Additional screenshots from siteliner and Google search console are shown above.
In the detailed report category, the author, top games pages had too much duplicate content. It is because in those pages games were listed with excerpts truncated from default description text. Which was repeated in all pages.
Solution for recovering number of indexed pages
Quick fix: We solved it by removing game excerpts from game listing pages (category, author, top games etc.). Those pages now have only images and game titles.

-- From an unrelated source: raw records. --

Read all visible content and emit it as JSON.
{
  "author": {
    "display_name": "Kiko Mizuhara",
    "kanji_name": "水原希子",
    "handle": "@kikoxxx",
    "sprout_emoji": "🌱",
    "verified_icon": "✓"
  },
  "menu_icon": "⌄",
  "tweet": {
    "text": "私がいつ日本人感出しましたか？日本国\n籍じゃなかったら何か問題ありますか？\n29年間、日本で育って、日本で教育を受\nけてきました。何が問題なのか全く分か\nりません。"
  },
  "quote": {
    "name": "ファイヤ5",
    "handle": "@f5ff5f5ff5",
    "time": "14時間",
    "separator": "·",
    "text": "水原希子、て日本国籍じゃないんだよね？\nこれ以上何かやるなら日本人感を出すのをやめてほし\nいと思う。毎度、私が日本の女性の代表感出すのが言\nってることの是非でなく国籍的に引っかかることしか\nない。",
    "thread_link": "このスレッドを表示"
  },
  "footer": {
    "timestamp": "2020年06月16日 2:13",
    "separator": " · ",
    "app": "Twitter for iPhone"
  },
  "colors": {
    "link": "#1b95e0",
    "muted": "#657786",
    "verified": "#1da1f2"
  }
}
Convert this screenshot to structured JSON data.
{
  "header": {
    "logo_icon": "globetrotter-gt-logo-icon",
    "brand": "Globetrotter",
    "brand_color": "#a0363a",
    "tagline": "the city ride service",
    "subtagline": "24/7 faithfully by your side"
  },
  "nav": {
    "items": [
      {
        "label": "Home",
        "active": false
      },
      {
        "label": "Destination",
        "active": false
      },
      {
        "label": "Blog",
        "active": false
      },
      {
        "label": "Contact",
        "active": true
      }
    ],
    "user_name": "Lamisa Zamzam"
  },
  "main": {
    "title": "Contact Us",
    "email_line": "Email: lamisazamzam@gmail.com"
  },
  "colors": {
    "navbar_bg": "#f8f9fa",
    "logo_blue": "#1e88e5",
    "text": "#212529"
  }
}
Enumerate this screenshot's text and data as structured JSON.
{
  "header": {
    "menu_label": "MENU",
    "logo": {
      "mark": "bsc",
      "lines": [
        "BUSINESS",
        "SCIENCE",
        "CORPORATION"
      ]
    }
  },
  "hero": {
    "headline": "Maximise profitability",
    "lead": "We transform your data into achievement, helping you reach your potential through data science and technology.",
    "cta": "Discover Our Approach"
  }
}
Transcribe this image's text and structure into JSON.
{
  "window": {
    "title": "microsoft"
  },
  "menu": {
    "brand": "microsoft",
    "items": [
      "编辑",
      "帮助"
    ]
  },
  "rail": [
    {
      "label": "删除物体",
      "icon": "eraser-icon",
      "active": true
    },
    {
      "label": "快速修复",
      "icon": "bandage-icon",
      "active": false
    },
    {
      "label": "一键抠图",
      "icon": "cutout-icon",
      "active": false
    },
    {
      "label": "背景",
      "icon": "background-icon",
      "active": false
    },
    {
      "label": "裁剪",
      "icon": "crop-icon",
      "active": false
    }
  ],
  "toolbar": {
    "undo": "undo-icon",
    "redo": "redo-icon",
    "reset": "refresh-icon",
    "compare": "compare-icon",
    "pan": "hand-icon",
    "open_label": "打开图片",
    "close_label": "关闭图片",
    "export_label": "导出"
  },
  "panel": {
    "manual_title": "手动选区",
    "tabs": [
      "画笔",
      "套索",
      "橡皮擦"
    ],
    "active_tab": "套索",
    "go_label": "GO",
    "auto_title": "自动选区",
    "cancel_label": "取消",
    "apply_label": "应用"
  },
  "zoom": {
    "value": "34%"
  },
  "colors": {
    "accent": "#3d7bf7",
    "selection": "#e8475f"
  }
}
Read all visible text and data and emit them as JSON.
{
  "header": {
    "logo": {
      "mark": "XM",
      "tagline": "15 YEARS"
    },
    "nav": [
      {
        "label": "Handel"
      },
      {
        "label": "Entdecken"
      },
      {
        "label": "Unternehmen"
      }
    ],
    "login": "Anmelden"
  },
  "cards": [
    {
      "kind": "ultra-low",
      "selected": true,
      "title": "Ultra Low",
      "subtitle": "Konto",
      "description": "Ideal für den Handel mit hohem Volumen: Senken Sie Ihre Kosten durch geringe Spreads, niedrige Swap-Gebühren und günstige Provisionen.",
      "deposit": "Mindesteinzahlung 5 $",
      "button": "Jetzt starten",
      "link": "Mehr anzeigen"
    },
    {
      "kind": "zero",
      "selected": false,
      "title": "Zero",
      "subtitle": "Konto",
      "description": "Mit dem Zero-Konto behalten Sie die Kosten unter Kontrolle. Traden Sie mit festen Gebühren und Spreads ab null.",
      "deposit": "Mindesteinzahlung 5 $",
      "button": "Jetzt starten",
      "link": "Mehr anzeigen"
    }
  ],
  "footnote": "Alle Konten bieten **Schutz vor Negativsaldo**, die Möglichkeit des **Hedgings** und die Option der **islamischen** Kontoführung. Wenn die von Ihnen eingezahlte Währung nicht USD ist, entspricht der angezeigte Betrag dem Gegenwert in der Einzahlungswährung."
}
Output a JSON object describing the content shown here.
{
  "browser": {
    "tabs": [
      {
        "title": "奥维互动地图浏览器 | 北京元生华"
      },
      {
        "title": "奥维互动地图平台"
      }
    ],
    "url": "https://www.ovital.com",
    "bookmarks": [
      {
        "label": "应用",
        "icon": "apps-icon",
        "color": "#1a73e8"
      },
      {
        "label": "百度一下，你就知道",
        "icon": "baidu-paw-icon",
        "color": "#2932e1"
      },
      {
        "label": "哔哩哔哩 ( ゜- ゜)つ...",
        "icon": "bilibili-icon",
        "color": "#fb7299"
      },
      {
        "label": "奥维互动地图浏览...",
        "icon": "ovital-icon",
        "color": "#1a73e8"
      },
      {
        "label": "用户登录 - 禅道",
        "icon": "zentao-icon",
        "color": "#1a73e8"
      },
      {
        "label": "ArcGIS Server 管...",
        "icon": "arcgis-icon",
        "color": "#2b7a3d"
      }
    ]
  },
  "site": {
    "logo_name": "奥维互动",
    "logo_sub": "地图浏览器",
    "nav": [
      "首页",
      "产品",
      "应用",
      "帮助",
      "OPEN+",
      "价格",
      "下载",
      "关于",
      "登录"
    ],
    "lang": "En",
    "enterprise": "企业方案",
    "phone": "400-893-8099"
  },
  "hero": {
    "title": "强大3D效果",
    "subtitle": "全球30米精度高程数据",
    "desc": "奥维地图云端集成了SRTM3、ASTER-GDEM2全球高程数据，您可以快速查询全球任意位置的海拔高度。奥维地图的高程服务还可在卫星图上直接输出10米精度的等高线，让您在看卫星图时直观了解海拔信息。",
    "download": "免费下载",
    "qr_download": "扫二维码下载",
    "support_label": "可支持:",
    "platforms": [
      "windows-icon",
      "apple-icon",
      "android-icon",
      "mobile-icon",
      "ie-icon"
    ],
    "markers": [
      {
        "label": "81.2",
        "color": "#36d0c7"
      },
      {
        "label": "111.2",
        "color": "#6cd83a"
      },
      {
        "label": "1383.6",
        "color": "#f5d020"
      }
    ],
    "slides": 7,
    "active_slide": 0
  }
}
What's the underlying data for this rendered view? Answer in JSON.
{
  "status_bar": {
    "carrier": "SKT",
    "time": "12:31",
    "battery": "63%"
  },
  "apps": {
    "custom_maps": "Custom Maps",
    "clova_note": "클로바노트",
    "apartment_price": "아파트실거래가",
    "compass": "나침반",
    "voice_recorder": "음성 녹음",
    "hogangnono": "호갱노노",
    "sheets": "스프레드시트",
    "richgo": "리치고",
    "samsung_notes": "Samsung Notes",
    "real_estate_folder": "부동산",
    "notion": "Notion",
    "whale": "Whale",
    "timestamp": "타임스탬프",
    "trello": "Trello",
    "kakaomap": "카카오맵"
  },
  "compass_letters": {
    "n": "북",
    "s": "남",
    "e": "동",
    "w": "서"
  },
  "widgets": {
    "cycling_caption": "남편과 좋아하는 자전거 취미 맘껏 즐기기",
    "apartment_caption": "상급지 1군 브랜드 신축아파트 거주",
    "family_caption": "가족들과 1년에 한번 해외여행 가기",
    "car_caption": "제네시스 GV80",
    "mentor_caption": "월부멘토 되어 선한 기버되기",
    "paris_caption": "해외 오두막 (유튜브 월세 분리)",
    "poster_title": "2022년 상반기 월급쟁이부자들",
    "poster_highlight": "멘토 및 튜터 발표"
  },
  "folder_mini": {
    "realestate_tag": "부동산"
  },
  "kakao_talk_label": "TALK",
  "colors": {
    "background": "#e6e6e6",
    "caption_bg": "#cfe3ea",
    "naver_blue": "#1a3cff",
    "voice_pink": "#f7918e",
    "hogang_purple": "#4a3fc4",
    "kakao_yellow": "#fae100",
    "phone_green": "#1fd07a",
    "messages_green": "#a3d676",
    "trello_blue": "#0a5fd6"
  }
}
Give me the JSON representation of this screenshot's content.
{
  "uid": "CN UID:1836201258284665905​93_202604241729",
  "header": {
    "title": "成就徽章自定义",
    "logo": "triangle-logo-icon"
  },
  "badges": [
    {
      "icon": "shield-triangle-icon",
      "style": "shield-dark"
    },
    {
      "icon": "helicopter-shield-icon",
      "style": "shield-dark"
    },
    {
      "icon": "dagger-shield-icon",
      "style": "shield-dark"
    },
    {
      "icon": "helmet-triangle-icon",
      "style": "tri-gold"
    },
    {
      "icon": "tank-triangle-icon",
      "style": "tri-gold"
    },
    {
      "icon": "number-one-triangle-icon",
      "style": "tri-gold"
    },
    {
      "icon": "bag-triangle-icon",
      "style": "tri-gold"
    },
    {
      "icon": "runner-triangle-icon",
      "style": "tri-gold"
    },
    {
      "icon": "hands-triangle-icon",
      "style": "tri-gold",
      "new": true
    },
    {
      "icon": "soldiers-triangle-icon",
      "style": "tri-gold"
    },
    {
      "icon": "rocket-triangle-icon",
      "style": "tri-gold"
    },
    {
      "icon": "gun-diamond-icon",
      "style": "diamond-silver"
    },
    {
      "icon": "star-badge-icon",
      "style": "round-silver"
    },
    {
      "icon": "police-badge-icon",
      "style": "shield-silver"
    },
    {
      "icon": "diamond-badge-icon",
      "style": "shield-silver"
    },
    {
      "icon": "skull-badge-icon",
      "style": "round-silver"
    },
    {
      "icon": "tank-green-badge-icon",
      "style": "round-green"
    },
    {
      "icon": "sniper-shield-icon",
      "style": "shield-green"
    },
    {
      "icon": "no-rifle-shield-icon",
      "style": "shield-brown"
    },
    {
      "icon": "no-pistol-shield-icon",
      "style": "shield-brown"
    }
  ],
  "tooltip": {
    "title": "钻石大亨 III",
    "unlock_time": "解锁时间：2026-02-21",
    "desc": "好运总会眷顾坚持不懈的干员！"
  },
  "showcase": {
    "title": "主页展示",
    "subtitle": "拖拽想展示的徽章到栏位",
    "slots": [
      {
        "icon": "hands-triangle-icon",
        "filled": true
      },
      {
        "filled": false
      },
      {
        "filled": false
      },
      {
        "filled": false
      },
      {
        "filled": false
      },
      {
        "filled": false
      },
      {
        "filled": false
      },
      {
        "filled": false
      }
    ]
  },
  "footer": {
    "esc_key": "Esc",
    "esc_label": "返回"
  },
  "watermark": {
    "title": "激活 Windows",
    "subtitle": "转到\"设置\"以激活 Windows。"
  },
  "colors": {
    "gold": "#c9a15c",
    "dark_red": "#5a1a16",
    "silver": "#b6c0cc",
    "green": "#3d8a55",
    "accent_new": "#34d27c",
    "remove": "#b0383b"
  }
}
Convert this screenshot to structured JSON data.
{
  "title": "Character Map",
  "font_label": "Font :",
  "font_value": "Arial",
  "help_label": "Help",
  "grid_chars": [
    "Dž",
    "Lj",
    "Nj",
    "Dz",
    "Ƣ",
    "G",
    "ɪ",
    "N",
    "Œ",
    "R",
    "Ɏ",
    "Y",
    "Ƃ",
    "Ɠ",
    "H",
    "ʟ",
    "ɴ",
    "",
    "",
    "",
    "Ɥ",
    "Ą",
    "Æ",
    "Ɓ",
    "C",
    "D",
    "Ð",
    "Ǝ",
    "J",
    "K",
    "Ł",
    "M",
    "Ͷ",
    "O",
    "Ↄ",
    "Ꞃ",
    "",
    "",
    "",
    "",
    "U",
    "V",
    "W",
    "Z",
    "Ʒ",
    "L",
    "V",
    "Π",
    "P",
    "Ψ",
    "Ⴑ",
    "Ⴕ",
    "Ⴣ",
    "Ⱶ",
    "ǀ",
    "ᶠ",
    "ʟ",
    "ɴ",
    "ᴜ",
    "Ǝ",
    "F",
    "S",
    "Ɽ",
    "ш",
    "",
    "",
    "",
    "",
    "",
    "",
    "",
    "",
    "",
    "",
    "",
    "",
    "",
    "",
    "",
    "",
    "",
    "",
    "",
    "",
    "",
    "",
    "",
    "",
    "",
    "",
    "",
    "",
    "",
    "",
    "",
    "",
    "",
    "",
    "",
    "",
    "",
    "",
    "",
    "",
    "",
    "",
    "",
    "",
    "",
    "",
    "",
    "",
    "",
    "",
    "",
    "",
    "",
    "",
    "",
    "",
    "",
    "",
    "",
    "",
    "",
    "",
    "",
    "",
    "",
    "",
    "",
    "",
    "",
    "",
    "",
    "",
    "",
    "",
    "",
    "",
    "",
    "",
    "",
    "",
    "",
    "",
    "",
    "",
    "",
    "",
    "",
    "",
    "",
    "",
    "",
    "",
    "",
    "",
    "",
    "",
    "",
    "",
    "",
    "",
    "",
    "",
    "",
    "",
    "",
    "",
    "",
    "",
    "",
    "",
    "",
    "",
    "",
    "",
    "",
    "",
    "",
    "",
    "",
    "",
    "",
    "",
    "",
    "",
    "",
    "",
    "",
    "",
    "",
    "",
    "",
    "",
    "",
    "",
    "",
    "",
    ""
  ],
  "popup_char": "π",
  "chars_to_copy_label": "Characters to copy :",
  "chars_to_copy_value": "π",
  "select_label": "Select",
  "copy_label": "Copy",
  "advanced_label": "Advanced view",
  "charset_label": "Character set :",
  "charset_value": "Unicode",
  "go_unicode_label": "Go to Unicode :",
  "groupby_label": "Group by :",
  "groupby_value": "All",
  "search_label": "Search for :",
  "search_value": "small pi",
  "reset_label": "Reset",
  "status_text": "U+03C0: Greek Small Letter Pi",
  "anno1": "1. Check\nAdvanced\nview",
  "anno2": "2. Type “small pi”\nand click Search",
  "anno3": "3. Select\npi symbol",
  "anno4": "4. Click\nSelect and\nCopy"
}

Complete solution: Write unique description to category and game pages.
Games are aggregated from game distribution websites. All sites using those games get the same game name, description, categories and images. To make this website unique it is essential to write unique game descriptions, add more unique screenshots, make video gameplays etc.
When there is too much content on a website, in this case it is 40k games. You can start optimizing from best performing pages like most visited, highly rated, most commented pages.
Applying a full solution requires more time and resources. It will be applied slowly over time.
Result after fixing content issues
Initially indexed pages were 26k. Then it decreased to 6k pages. After applying the quick fix mentioned above indexed pages started to increase and currently it is 12k.
What happens if a page is not indexed?
If a web page is not indexed it will not show up in search results. Indexing and then ranking is required for web pages to appear in search results.
How do I fix page indexing issues?
First learn why your pages are not indexed. Depending on your findings, fix corresponding issues so search engines will index your web pages. Fix technical issues and increase the quality of your page. Make sure it is unique, long content that is helpful for people.
Why are my pages crawled but not indexed?
Duplicate content, thin content or google penalty can be reasons for pages being crawled but not indexed. In some cases Google algorithm change also can cause an increase in the number of not indexed pages.
Google wants to index unique content. If your pages have tens of similar duplicates without much distinction then do not expect from google to index all of them.
When you should worry about decrease in indexed page count?
You should worry if indexed pages drom from more than 100% to below 50%. This means that half your your main contnet is not indexed.
Do not worry if your indexed pages drop form 500% to 150%. Becase this means that google previously indexed too much content and now it is refining and cleaning upr their index.
You can get more than 100% indexation when there are tags, categories, various filters when listing your content. For example custom price range, custom colors, size or other custom properties. All these variations can create multiple listing variations of your content.
Think about indexnig your main content like products and posts. Do not worry much about categories and faceted navigation listings.
Page indexing is an important part of search engine optimization. In an ideal situation we want to have the number of indexed pages to be equal to the number of pages in our website. Website content can be blog posts, games, classified ads, e-commerce products, videos, recipes etc.
To keep our indexed page count close to the number of pages on our website we need to keep an eye on indexed pages. In case of dramatic reduction of indexed page count check for rising issues in detailed page indexing report. Additionally use external tools to check duplicate content on your website.
Fix by updating link and content structure when possible. Increase the quality of your content by adding more unique content to your pages.
When content updates on your website are done right you will see how your indexed page count will start slowly recovering.
Do not expect 100% of your pages to be indexed. Especially for big sites with more than 10k pages.
For small sites you may get more than 100% indexed pages because of categories, tags, author pages etc. Do not get excited about it. Your main goal should be indexing of unique content like blog posts. Because they are the main content of your blog.